Symmetric cryptography has some disadvantages:

- At the very beginning, when Alice and Bob initially exchanged the key, the exchange could have been transparently intercepted by a third party (assume Alice and Bob were not using a secure channel to exchange the key because that is precisely what we are trying to build!). With a stolen key, a third party can eavesdrop on Alice or Bob, and even pretend to be Alice or Bob.
- It is unwieldy for large groups of people to communicate privately, since the number of keys is polynomial with the number of people (recall the number of edges in a complete graph of
*n*nodes):# people # keys 2 1 3 3 4 6 5 10 6 15 n n(n-1)/2

**Public-key (asymmetric) cryptography**—rather than just using one key, a public-key cipher uses a pair of keys for sending messages. One is a public key used for encryption, and the other is a private key used for decryption. Anybody, including Alice, can use Bob's public key to encrypt messages, but those messages can only be decrypted with the corresponding private key which Bob keeps to himself. If Alice also has a public/private key pair then she can send and receive secret messages to and from Bob.

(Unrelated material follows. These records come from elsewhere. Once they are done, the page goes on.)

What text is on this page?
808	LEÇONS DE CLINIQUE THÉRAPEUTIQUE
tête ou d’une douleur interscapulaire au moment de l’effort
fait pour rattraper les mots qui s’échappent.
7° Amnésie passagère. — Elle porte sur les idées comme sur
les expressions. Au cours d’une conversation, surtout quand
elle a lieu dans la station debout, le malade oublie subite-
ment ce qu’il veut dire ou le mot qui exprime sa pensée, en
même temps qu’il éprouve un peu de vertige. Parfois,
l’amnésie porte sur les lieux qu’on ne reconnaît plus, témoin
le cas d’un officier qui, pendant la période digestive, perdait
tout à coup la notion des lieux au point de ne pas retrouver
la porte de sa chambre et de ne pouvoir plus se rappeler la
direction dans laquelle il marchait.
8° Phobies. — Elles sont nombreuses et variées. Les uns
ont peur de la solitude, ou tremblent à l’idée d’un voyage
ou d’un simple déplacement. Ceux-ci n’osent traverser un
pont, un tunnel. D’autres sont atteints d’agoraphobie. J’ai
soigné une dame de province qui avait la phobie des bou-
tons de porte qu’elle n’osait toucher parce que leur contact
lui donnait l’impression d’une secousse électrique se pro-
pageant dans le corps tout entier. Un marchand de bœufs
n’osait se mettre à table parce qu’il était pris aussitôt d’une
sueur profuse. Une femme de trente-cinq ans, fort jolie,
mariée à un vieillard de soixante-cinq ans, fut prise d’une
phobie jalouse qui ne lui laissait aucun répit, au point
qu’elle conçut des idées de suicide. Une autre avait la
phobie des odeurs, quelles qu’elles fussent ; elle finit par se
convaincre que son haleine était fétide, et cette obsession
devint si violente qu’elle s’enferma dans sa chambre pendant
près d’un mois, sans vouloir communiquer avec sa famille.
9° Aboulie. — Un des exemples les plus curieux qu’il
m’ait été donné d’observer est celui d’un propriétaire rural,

Public-key cryptography addresses some problems with secret-key cryptography:

- Only the public (decryption) key needs to be sent over the network, so an eavesdropper cannot simply steal the key by performing a man-in-the-middle attack.
- Large groups of people can easily communicate because each person only needs to generate his or her own key pair. The number of key pairs in the network is linear with the number of people (2n). Alice never needed to negotiate with Bob to agree on a shared secret key—they each simply generated their own key pairs and grabbed each other's public key.

## Warnings

As stated in the introduction, PGP's trust model requires that the user trusts his or her computer, which means trusting *all* the software on his or her computer. The use of open source software on a computer is a prerequisite for trusting the computer, so we advise against the use of untrustworthy proprietary systems such as Microsoft Windows or Mac OS X. Instead, we recommend GNU/Linux or BSD. If you are not already using an open source operating system, see our Getting started page for some guidance.